Nel “Progetto Camilliano”, la ristrutturazione dell’Ordine vorrebbe che assemblassimo le nostre forze a livello formativo per essere più efficaci: “L’ambito importante e delicato della formazione iniziale è forse l’aspetto che evidenzia in modo inequivocabile la necessità dell’unificazione degli sforzi e della collaborazione interprovinciale e/o interscambio con altri Istituti, sia per una più efficace ottimizzazione delle risorse sia per una più completa formazione dei candidati” (n. 2.4). Questa necessità dell’unificazione degli sforzi e collaborazione fa fatica a concretizzarsi nella formazione e richiede la nostra attenzione.
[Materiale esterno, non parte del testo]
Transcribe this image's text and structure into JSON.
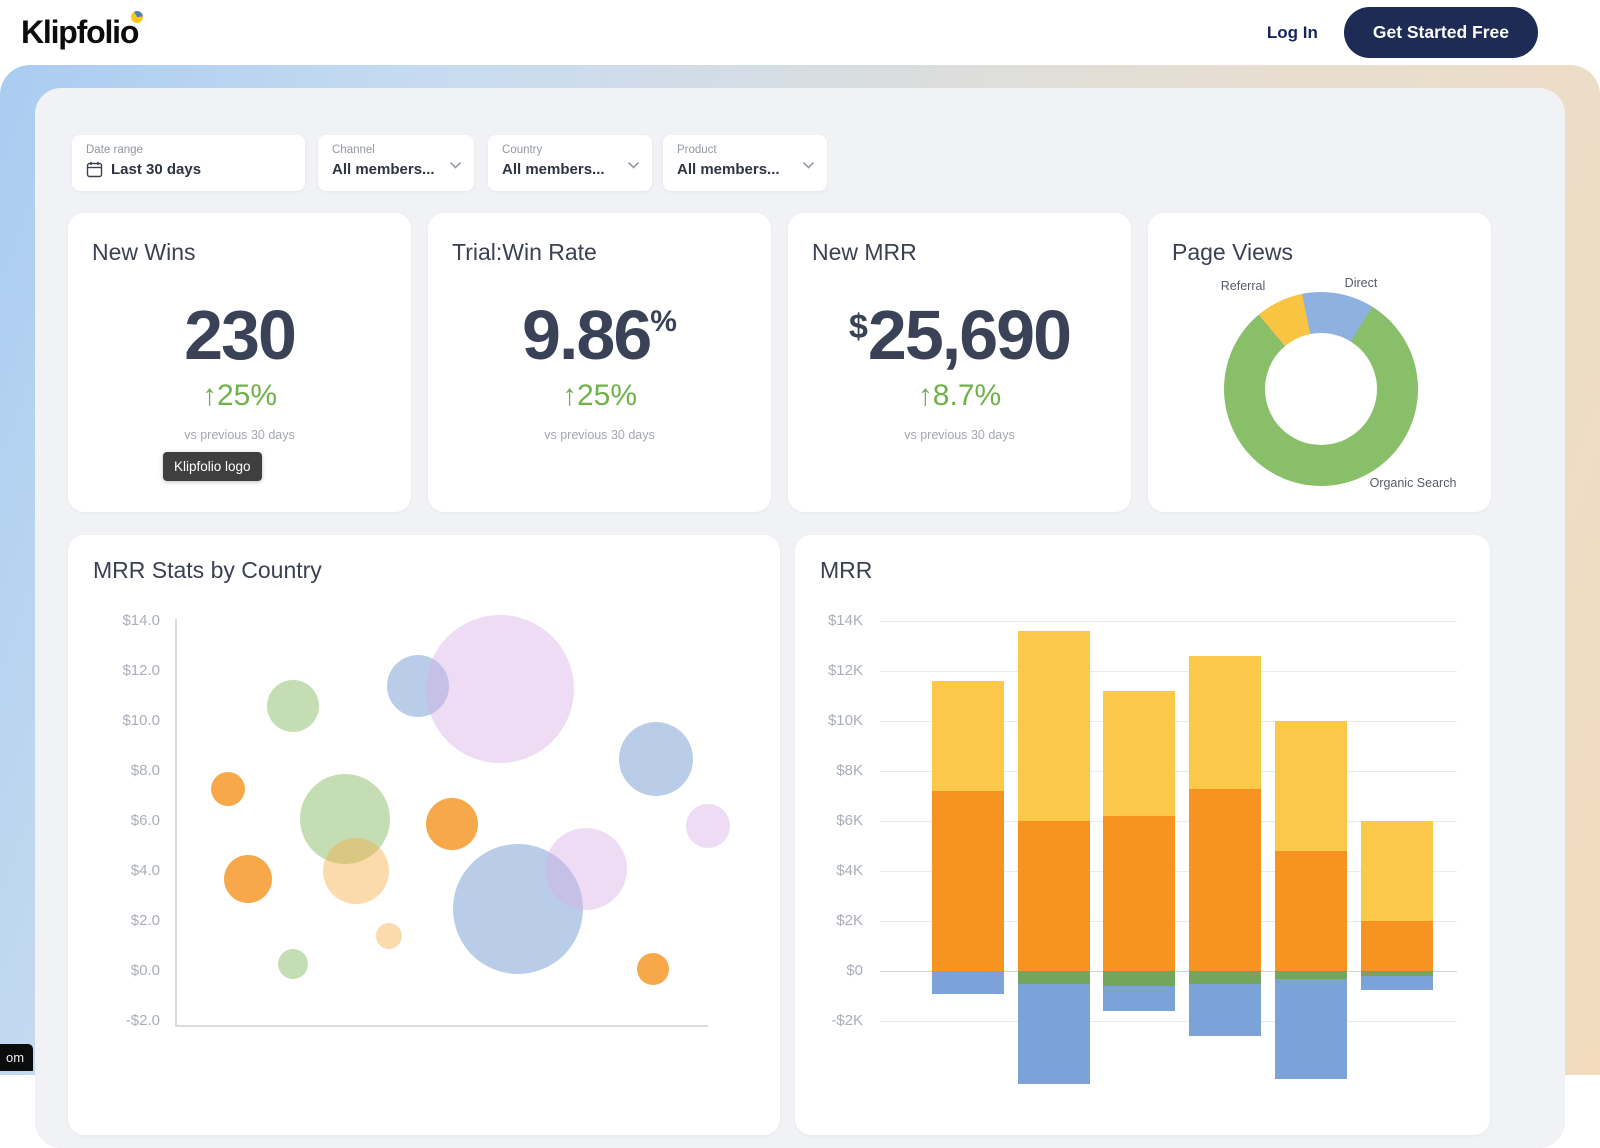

Forse ci vuole un cambio di mentalità, un superamento del provincialismo, che ci aiuti a capire che non possiamo continuare a correre da soli. La mondializzazione o la globalizzazione è un dato di fatto che non si può ignorare, e che ci spinge ad unire le nostre forze per dare una formazione di qualità, capace di essere incisiva nella cultura odierna. In più, il futuro del nostro Ordine, ha bisogno di formatori capaci di formare all’internazionalità e all’interculturalità.
Tutto questo manifesta la necessità e l’urgenza della preparazione dei formatori a poter rispondere al meglio per ciò che concerne la formazione dei candidati alla multiculturalità o interculturalità che hanno preso possesso delle nostre comunità religiose e, in particolare, delle nostre case di formazione. In questo, i Superiori Maggiori hanno un ruolo e una responsabilità nella formazione dei formatori, poiché oggi non basta solo la buona volontà. La buona volontà ha bisogno di buoni strumenti di accompagnamento per una adeguata . Uno degli strumenti che può aiutare il formatore a compiere la sua missione è il Regolamento di Formazione che sarà l’argomento principale dell’incontro internazionale dei formatori dell’Ordine che sarà celebrato a Roma dal 13 al 19 ottobre 2017.
La verifica del nostro meeting conclude il Raduno dei Superiori Maggio dell’Ordine – 2017.
Venerdì 30 giugno e sabato 1 luglio i partecipanti si recheranno in pellegrinaggio ai luoghi della Memoria e della Conversione di San Camillo (Manfredonia-Chiesa san Domenico, Valle dell’Inferno, San Giovani Rotondo) accompagnati ed accolti dai confratelli della comunità camilliana di Macchia di Monte sant’Angelo.